「氷室ー!」

次にやって来たのは二年生の教室だった。「もうさ、よくない?」といくら彼に問いかけても答えはノー。絶対見つけ出す、と差出人捜しに燃えていた。その手紙を書いたのはあたしなんだよ。と言えたらどれだけ楽だろう。しかし、ラブレターの内容からそれは一種の羞恥プレイにしかならないだろう。福井はきっと笑う。それは、絶対に堪えれない。なにより、今更この関係を壊す事に恐怖さえ感じているのだ。自分のした行動が如何に軽率だったか、この行為の重さが今頃あたしに降って来た。
福井に名前を呼ばれて、教室から出て来たのは、帰国子女のイケメンで有名な男の子だった。

「どうしたんですか?」
「ラブレターの差出人捜してんだよ」

福井は、一連のことを説明する。氷室君は、福井の話を聞くやいなや目を輝かせた。なにコイツ、とあたしと福井の気持ちはシンクロした。「先輩!」氷室君に手を握られた若干引き顔な福井。すると、氷室君は熱く語りだしたのだ。流石の福井も後輩のいきなりの変貌っぷりにたじたじである。
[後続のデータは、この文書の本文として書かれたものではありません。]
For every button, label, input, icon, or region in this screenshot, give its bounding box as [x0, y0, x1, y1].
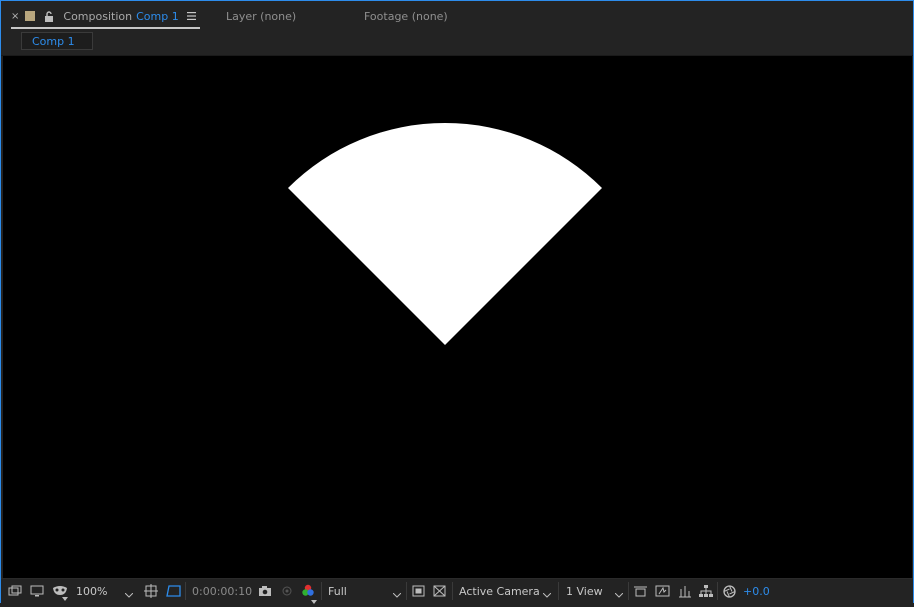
transparency-grid-icon[interactable] [433, 579, 446, 603]
current-time-display[interactable]: 0:00:00:10 [192, 579, 252, 603]
lock-icon[interactable] [44, 10, 54, 22]
tab-comp-name: Comp 1 [136, 9, 179, 23]
zoom-chevron-icon [124, 588, 134, 601]
toolbar-divider [628, 582, 629, 600]
tab-footage[interactable]: Footage (none) [364, 10, 448, 23]
viewer-toolbar: 100% 0:00:00:10 Full Active Camera 1 Vie… [1, 578, 913, 604]
chevron-down-icon [62, 591, 68, 604]
toolbar-divider [406, 582, 407, 600]
always-preview-icon[interactable] [8, 579, 22, 603]
show-snapshot-icon[interactable] [280, 579, 294, 603]
channels-chevron-icon [311, 594, 317, 607]
reset-exposure-icon[interactable] [723, 579, 736, 603]
zoom-dropdown[interactable]: 100% [76, 579, 107, 603]
toolbar-divider [185, 582, 186, 600]
views-dropdown[interactable]: 1 View [566, 579, 603, 603]
3d-renderer-icon[interactable] [633, 579, 648, 603]
composition-tab[interactable]: × Composition Comp 1 [11, 5, 200, 29]
breadcrumb[interactable]: Comp 1 [21, 32, 93, 50]
panel-menu-icon[interactable] [186, 12, 196, 20]
close-icon[interactable]: × [11, 11, 19, 22]
resolution-chevron-icon [392, 588, 402, 601]
panel-tab-bar: × Composition Comp 1 Layer (none) Footag… [1, 1, 913, 31]
draft-3d-icon[interactable] [655, 579, 670, 603]
camera-dropdown[interactable]: Active Camera [459, 579, 540, 603]
tab-label: Composition [63, 9, 133, 23]
viewer-canvas [288, 122, 602, 345]
safe-zones-icon[interactable] [144, 579, 158, 603]
breadcrumb-bar: Comp 1 [1, 31, 913, 56]
composition-panel: × Composition Comp 1 Layer (none) Footag… [0, 0, 914, 604]
views-chevron-icon [614, 588, 624, 601]
camera-chevron-icon [542, 588, 552, 601]
exposure-value[interactable]: +0.0 [743, 579, 770, 603]
tab-layer[interactable]: Layer (none) [226, 10, 296, 23]
wedge-shape[interactable] [288, 122, 602, 345]
toolbar-divider [452, 582, 453, 600]
toolbar-divider [321, 582, 322, 600]
comp-color-swatch-icon [25, 11, 36, 21]
region-of-interest-icon[interactable] [166, 579, 181, 603]
toolbar-divider [558, 582, 559, 600]
toolbar-divider [717, 582, 718, 600]
fast-preview-icon[interactable] [412, 579, 425, 603]
flowchart-icon[interactable] [699, 579, 713, 603]
resolution-dropdown[interactable]: Full [328, 579, 347, 603]
composition-viewer[interactable] [3, 56, 912, 578]
extended-viewer-icon[interactable] [678, 579, 692, 603]
monitor-icon[interactable] [30, 579, 44, 603]
snapshot-icon[interactable] [258, 579, 272, 603]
「福井先輩!それはきっと、わたしを捜して、という意思表示です!差出人はきっと、自分が書いたとばれるのが恥ずかしい。だから、名前を書かなかった!」
「お、おう」
「(ええええ、名前書き忘れただけだし)」
「きっと、先輩の身近な女性だと思いますよ」

氷室君が素敵な笑顔で爆弾を落とす。氷室君の力説のお陰で、福井は妙に納得した顔をしていた。ますます、自分が書いたと名乗りづらくなる状況が出来あがってくる。すると、氷室くんはいつの間にか福井が持っていた、ラブレターを読んでいた。ひっと引きつった声が喉の奥で鳴る。それに気付いたのか氷室君は女の子ならひとたまりもないであろう悩殺スマイルをあたしに向ける。ぞわぞわと、嫌な予感が全身を駆ける。そして、また爆弾を落とした。

「きっとこの文章を書いた女性、先輩のことが好きで好きでたまらないんでしょうね」

「ばっ、なに言ってんだよ!」顔を赤らめた福井が、ラブレターを取り返すのを視界の隅っこに見た。
氷室君はあたしがこのラブレターの差出人である事を知っている。さっきの一言で直感した。悪戯っ子のように笑う氷室君に殺意が芽生えた。ますますバレるわけにはいけない。


「次行くわ」と福井が歩き出した後ろで、あたしは氷室君に中指を立ててやった。すると、彼は頑張ってください、とひらひら手を振って笑っただけだった。